Deve ser por isso que boa parte daqueles que buscam
reconhecimento no mundo virtual estejam sempre com uma metralhadora destravada
e engatilhada.
Os atingidos por essas rajadas parecem ser
considerados vítimas inevitáveis no conflito dos egos virtuais. Afinal, se há
uma guerra, há feridos. E mortos...
Para essas pessoas, matar uma reputação é apenas um
efeito colateral. O importante é bater no peito, bradar pelo direito de
expressar a própria opinião e sentar bala.
Mas, como se diz por aí, o direito de um acaba
quando afronta o direito do outro.
Essa introdução toda é para falar sobre uma mulher
negra criada em um bairro chamado Cidade de Deus. Uma mulher que, aos 20 anos
de idade sentiu na pele e na alma toda a ira de uma parte tacanha e
preconceituosa da nossa sociedade. Uma mulher que teve que juntar os cacos para
não se deixar abater e treinar, treinar muito, para calar essas pessoas.
Quando você chama um negro de macaco e diz que ele
deveria estar em uma jaula ao invés de pisar no “sagrado” solo olímpico, você
pode achar que está apenas fazendo graça, que seus amigos vão te achar irônico
ou sagaz e pode ser que eles até achem mesmo. Afinal, gente assim se cerca de
iguais. Mas quando você tira esse raciocínio imbecil gerado por seus neurônios
e os expõe publicamente está cometendo um crime: injúria racial. E essa mulher chamada
Rafaela Silva, judoca, medalha de ouro nos Jogos Rio 2016 foi vítima desse
crime, cometido não apenas por uma pessoa, mas por muitas.

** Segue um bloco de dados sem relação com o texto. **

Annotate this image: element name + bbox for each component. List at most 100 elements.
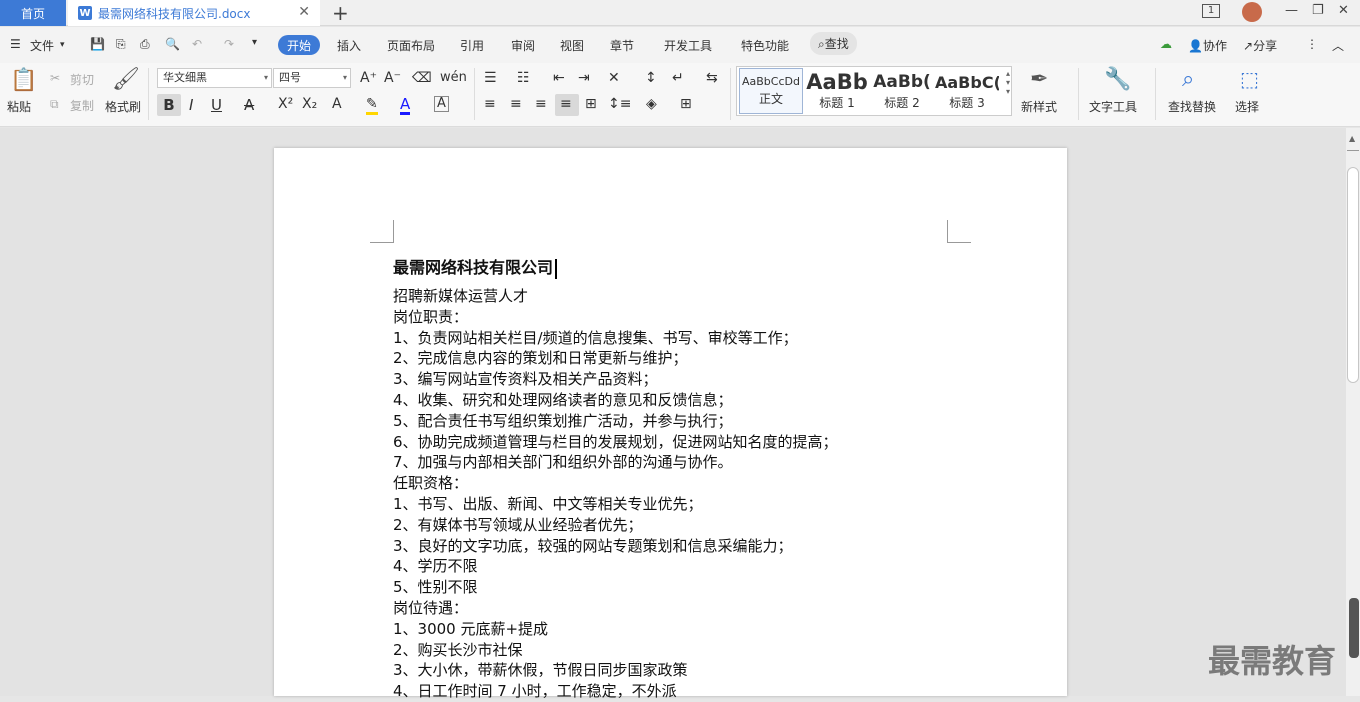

Quatro anos atrás, a atleta fora desclassificada por
ter aplicado um golpe que os juízes julgaram ilícito. A desclassificação a
levou direto para o paredón. Sem dó nem piedade foi alvejada por ofensas de
pessoas totalmente leigas no assunto, mas que sentiram-se à vontade para
libertar sua ira contra uma representante, segundo eles, indigna das “valorosas
cores da pátria”. E mesmo aqueles que não a ofenderam por sua cor de pele,
colocaram em dúvida sua honra como esportista.
Foi o caso da blogueira e tuiteira Dri Caldeira que
comanda o Canelada FC, classificado por ela mesmo como “o maior e melhor blog
independente sobre futebol brasileiro e internacional”. Mal acabou a prova nos
Jogos de Londres, enquanto Rafaela ainda chorava nos braços de sua treinadora,
a moça disparou pelo Twitter: “Cara, que vexame. Não te ensinaram a jogar
limpo? Mais uma que foi para fazer o Brasil passar vergonha e chorar”.
Conseguiu seu intuito. Ganhou manchetes.
Mas nada como um dia após o outro com muitas noites
no meio.
As lágrimas de hoje, de Rafaela Silva, foram de
alegria, para desgosto daqueles que a crucificaram na Olimpíada passada. Gente
que teve que ouvir calada o desabafo da judoca.
Lógico que isso não vai mudar em nada o
comportamento dessas pessoas. Vão continuar a ser preconceituosas, venenosas,
venais. No entanto, elas passarão e Rafaela Silva ficará.
A judoca já faz parte da histórica olímpica desse
país que não olha por seus atletas, que tem um incipiente trabalho de base em
quase todas a modalidades, mas que se sente à vontade para cobrar deles
desempenhos de primeiro mundo a cada quatro anos.
Rafaela Silva é exceção.
Poderíamos ter tantas outras no judô, no remo, no
tênis, no basquete, no atletismo, porém estamos ainda muito longe dessa
realidade. Meninas pobres, de comunidades carentes de todo o Brasil ainda terão
que contar com a sorte, ou o destino, quem sabe, para continuar a vencer suas
lutas não só contra as adversárias, mas contra a injustiça social e,
principalmente, contra o preconceito.